Haley Joel Osment delivers the performance of his career as the titular A.I. and the de facto Pinocchio— a childlike robot created to soothe parents traumatized by the declining health of their “real” son. When their human son snaps out of his life-threatening coma, their robo-boy no longer serves a purpose in the household and is essentially curbed as if he were a broken dishwasher. This sets off a never-ending quest to earn his “mother’s” love by becoming a “real boy,” something the audience knows is impossible, but the robot does not. Every line-reading of “I love you, Mommy. I hope you never die,” & “I’ll be so real for you,” is a stab to the audience’s heart, a feeling the film chooses to linger in at length. A.I. starts as a climate change parable, a traditional fairy tale set in a nightmarishly familiar near-future for yuppies. Once its central robo-boy is abandoned as obsolete technology, its vision shifts to a Blade Runner hellscape packed with a never-ending parade of sci-fi eccentricities: canine-shaped Tron bikes, an oversexed neon perversion of Atlantic City, a moon-shaped hot air balloon, a Ministry concert/right wing robo-torture rally, etc. Out poor, lost robo-boy is not built to survive these conditions, having been designed for intimate, domestic comfort. He finds comrades in fellow abandoned comfort appliances (most notably an animatronic teddy bear & a sex robot played a perfectly-cast Jude Law). Their help is mostly an empty gesture, though, as his ultimate goals of earning his “mother’s” love and becoming “real” are tragically unobtainable. Because of his programming, it’s a fact he never accepts and the audience has no choice but to watch him search in vain for peace that will never come.

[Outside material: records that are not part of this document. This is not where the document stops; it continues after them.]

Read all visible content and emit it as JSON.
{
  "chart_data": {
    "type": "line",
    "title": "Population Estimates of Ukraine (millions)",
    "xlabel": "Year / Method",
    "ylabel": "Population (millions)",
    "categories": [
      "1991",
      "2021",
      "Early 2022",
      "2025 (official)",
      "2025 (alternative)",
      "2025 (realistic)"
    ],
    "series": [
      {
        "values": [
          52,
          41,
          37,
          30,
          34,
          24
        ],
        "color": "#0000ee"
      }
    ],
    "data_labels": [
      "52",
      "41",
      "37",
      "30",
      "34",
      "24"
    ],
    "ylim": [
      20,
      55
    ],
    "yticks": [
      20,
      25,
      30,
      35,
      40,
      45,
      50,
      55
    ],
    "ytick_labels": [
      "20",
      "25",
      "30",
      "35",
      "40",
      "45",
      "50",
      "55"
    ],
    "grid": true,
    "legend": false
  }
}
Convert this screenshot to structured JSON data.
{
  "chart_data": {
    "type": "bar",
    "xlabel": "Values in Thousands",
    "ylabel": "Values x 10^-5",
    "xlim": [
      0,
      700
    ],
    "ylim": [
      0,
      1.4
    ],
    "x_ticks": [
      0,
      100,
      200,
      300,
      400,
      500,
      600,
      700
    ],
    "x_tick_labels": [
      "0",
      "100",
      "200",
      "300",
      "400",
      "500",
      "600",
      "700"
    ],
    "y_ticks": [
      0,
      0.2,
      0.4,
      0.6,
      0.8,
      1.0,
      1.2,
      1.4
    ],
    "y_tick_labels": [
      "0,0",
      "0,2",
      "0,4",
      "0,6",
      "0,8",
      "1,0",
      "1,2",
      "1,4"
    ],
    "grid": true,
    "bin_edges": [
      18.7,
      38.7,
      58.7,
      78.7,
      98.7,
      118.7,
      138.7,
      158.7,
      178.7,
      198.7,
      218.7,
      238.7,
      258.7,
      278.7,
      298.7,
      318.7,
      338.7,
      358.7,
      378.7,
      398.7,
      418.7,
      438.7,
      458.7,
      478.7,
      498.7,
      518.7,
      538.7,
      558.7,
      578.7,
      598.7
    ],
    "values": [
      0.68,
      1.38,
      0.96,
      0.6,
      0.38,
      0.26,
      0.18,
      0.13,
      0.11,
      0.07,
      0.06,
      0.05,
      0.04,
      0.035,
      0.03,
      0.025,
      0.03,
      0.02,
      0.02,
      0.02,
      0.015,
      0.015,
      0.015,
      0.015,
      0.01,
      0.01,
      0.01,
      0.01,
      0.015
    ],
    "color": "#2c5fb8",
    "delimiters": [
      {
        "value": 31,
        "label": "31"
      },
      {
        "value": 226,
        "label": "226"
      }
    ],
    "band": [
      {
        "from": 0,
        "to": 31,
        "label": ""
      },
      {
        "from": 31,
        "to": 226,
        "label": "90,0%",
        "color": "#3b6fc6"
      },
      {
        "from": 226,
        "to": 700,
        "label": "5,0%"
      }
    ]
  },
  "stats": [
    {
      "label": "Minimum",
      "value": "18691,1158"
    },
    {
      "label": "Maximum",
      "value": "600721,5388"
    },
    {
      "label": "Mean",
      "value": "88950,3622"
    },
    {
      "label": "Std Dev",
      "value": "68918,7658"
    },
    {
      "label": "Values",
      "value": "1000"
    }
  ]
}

There’s a clear sequence late in A.I. when the story logically comes to a (bottomlessly grim) conclusion and the movie seemingly ends. Everything after that moment has been picked apart & scrutinized for “ruining” the picture by so many people, to the point where its meaning has been widely misinterpreted & urban legends about its inclusion have muddled the film’s history. Personally, I think the ending is perfectly serviceable, even if mediocre; it only stands out like a sore thumb because of the near flawless 2+ hours that precedes it. Even on a technical level, A.I. is a modern wonder. Haley Joel Osment’s creepily convincing robotic acting digs under your skin, even as you feel deep empathy for his existential plight. The mixture of practical effects (including robotics work holdovers form the Jurassic Park crew) and CGI is remarkably seamless for a film this far in the past, amounting to an intoxicating visual experience. Even if the technical end were amateurish, though, I’d still be in amazement of how Spielberg can use his knack for emotional manipulation for evil here, creating a truly torturous experience out of his typical childlike wonder. The dismount may be subpar in comparison to the rest of the film, but the claim that the final ten minutes “ruins” everything that comes before it is ridiculous. Spielberg’s at his best when working in this rare mode of Not For Everyone sci-fi instead of his usual populist grooves. Claiming that he corrupted the genius work of another filmmaker is a disservice to what’s really going on here: a darkness & mastery of the form he’s not always willing to dwell in when afforded the chance. A.I. is a great glimpse at the genre-film master Spielberg could be if he weren’t so careful with his less emotionally complex crowd-pleasers. This is a work of obsessive, insular passion, even if it feels on the surface like Kubrickian coldness.